Nigeria’s National Bureau of Statistics (NBS) has announced that the inflation rate for month of May this year dropped to 22.97 per cent.
The NBS said in its monthly report of the Consumer Price Index (CPI) which measures inflation that the figure in May represented a decline of 0.74 percentage points when compared to the figure of 23.71 per cent recorded in April 2025.
It noted that on a year-on-year basis, the headline inflation fell by 10.98 percentage points from 33.95 per cent recorded in May 2024.
According to the NBS, the decline in the inflation rate was largely driven by a slowdown in the rate of increase in the average prices of goods and services.

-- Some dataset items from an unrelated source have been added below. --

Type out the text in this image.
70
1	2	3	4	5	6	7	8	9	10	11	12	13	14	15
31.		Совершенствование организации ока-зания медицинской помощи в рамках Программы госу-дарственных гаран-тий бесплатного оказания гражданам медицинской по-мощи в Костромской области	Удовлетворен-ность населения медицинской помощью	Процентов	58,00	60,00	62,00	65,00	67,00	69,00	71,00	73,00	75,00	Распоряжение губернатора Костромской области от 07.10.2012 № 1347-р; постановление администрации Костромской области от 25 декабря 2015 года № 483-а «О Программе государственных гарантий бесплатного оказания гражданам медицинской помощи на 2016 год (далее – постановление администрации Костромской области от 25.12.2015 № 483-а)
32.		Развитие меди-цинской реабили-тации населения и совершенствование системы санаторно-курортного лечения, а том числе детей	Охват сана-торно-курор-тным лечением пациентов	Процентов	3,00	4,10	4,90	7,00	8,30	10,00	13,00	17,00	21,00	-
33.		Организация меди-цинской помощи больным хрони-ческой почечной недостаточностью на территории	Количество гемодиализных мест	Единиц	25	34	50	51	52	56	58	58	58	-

“On a month-on-month basis, the headline inflation rate stood at 1.53 per cent in May 2025, lower than the 1.86 per cent recorded in April. This indicates that while prices continued to rise, they did so at a slower pace compared to the previous month. Food inflation remained a major driver of overall inflation. The food inflation rate stood at 21.14 per cent year-on-year in May, a sharp drop from 40.66 per cent recorded in the same month last year,” the NBS said.
The NBS, however, attributed the sharp annual drop to the change in the base year, following the CPI rebasing.
On a month-on-month basis, food inflation rose to 2.19 per cent in May, up from 2.06 per cent in April, driven by increases in the prices of yam, cassava, maize flour, sweet potatoes, fresh pepper, and ogbono.
It report added that urban inflation stood at 23.14 per cent year-on-year, down than 36.34 per cent in May 2024, while Monthly urban inflation was 1.40 per cent in May, slightly higher than the 1.18 per cent recorded in April.
In addition, rural inflation also dropped to 22.70 per cent year-on-year from 31.82 per cent in the corresponding period of 2024. On a monthly basis, rural inflation slowed to 1.83 per cent from 3.56 per cent in April.